Next-Gen CTO: How to Get One
An impressive technical background is just one box to tick when looking for an effective CTO. A qualified Fintech leader should also have innovative vision and substantial experience in management.
In this article, you’ll see how these pieces should go together in a C-level specialist who’ll lead your team to success. Five CTOs and CEOs with 5+ years of experience will guide you on this way.
What makes a pro CTO?
If your Chief Technology Officer is a top-notch engineer, that’s quite an asset. However, that won’t help if they lack key characteristics every tech leader should possess and hone non-stop.
After going through our interviews with seasoned Fintech CTOs, we jotted down such skills in a list below.
- Seeing into the future of innovation
- Learning non-stop
- Keeping both the team’s and the clients’ needs in focus
- Motivating and ensuring the team’s autonomy
Further in the article, you’ll find out how concrete CTOs boost and utilize each of the aforementioned skills.

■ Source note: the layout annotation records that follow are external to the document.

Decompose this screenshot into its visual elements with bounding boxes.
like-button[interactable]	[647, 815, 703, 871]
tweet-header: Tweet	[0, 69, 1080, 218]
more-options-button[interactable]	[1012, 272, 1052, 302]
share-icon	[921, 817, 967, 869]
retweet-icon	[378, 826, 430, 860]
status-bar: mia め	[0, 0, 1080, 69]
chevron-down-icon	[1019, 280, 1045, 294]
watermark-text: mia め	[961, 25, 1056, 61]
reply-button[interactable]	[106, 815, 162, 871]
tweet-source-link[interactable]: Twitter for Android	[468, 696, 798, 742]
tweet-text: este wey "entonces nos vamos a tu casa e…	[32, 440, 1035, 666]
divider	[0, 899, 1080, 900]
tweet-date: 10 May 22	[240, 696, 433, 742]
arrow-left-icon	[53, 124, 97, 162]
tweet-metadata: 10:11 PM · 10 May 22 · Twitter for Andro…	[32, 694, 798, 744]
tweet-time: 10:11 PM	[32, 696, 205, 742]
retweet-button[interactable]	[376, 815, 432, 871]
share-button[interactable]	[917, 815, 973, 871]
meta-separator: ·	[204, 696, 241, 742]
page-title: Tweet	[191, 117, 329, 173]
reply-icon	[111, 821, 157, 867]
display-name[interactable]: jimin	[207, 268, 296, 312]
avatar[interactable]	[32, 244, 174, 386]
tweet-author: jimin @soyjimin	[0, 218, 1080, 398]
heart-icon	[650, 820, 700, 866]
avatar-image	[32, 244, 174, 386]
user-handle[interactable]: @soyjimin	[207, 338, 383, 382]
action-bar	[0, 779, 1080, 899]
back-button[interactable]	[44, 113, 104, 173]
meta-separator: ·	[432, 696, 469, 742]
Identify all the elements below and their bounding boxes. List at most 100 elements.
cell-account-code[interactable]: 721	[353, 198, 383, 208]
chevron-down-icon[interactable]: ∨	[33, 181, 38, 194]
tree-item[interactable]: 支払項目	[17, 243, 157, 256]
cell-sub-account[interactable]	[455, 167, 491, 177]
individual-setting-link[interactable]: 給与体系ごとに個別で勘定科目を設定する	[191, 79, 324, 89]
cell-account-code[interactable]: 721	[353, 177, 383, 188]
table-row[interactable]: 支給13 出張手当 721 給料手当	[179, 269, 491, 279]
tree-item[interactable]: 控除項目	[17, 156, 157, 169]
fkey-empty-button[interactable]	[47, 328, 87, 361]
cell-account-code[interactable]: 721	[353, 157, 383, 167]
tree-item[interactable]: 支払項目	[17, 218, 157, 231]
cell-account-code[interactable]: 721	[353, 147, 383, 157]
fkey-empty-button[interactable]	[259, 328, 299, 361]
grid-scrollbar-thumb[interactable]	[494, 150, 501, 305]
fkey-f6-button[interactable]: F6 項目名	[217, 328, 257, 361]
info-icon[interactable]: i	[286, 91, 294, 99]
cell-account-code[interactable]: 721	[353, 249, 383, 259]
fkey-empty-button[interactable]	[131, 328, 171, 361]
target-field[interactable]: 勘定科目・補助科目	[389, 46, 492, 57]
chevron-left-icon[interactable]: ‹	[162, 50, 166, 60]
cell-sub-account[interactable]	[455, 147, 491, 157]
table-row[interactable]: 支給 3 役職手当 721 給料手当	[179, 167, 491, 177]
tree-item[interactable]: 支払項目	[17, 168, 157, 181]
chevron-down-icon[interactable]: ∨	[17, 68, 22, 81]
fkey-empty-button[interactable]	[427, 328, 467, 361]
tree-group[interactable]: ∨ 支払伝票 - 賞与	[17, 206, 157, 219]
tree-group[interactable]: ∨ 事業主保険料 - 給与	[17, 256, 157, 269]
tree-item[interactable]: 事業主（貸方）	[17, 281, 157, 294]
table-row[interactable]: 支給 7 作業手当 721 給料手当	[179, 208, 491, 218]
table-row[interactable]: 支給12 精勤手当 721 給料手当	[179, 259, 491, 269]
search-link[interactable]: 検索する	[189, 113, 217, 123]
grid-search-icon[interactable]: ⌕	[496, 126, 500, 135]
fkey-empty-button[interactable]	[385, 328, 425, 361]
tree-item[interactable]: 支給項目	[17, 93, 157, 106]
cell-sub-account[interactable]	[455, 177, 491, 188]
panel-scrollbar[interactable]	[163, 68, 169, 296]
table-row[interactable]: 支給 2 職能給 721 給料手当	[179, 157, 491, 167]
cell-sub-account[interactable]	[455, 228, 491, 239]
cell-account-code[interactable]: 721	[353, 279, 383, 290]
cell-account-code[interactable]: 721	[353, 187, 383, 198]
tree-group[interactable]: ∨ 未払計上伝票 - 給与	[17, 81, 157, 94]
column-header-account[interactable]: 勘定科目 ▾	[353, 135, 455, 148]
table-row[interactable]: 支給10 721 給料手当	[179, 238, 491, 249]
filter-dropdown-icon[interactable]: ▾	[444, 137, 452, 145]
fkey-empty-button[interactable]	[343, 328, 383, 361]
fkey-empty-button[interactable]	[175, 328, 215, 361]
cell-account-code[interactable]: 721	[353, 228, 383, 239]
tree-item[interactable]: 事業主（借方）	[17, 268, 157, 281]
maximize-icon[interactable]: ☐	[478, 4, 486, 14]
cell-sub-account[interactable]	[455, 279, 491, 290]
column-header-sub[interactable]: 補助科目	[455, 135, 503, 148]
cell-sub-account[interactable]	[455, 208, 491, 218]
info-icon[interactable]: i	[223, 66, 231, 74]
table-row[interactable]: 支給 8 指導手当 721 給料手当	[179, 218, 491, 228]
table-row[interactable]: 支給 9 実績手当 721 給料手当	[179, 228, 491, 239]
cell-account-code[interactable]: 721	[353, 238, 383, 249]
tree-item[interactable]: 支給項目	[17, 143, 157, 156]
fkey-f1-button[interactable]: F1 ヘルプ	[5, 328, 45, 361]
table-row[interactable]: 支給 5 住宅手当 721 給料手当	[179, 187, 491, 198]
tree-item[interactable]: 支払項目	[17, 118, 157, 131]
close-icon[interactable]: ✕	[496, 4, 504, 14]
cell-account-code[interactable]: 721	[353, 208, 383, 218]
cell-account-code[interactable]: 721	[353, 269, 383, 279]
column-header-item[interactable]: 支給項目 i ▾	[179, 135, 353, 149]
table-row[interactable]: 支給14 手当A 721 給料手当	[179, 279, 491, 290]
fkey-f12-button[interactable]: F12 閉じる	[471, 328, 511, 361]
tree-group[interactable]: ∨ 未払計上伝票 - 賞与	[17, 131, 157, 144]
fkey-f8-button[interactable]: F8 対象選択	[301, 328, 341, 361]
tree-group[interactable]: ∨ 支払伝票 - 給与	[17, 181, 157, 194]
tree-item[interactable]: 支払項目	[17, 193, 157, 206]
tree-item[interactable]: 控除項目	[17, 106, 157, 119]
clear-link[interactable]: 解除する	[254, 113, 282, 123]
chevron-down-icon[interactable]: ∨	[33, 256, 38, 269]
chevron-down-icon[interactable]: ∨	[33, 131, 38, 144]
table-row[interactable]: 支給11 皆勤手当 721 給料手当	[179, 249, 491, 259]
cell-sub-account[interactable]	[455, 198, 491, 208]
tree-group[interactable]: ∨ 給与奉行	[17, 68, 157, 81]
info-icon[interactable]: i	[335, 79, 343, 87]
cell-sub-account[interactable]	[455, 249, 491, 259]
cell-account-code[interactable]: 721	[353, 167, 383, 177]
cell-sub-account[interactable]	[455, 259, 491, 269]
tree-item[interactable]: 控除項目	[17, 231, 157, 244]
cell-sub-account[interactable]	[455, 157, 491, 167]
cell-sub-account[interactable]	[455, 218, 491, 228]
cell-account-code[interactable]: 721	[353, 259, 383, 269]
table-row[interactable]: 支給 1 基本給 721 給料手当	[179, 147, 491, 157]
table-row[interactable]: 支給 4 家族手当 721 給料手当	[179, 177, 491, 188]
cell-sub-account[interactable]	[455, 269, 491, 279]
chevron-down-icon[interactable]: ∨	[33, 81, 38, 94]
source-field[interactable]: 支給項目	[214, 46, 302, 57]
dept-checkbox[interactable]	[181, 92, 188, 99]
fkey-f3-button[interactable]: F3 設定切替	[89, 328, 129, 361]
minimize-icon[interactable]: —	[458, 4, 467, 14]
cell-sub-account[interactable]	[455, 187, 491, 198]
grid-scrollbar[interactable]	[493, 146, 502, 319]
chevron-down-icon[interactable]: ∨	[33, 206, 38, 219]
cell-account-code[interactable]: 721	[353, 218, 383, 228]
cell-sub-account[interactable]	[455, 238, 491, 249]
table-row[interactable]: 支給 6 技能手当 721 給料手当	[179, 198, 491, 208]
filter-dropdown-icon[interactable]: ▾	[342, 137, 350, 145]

C-level opinion on CTO’s role
It’s fun to face challenges and try to identify innovative solutions to them. That really moves us ahead of our competitors, both in terms of our redundancy and resiliency, to fault tolerance within our system, as well as just the speed at which we can deliver new services.
— Anthony DiSanti, CTO at Shift Markets
Anthony spurred major shifts in the team’s tech stack and approaches, in particular, to pursue serverless architecture. While pushing for the adoption of things such as the immutable data and reactive control flows, overall, he lets the team use the technologies they prefer.
To be innovative, one should be a hard learner. And teaching others is the best way to learn, according to Anthony. With that in mind, he introduced monthly training and knowledge sharing sessions within the company and promotes learning new things through cross-trainings.
Read the full interview with Anthony DiSanti here.
Between money and high responsibility as ways to boost motivation, Radomir chooses responsibility. While the latter takes a long time and much effort to foster, its effect is also long-term, says Radomir.
We are not able to beat the top market salaries. If you attract people only with money, usually it works only short-term. You need to have people that enjoy the fast-paced environment of a startup and like being challenged daily.
— Radomir Mastalerz, CEO & former CTO at WealthArc
High responsibility usually goes hand in hand with high autonomy, which will give a CTO more time to focus on the strategy and innovation.
The team should be one of the priorities for a CTO, but it’s important to ensure that the team doesn’t forget about the clients.
The biggest problems facing fintech today are based on a total disconnect between what the end client really wants and what technologists think they want. Over the past years we have all been sold an idea that technology will solve every problem, that the end consumer prefers the total automation of robos over human relationships.
— Sheryl O’Connor, CEO and founder of WealthConductor
With more insight into the clients’ behavior and a human-centered approach in general, Fintechs are more likely to succeed, Sheryl believes. Innovating for the sake of simply creating something new will leave those new things there for no one.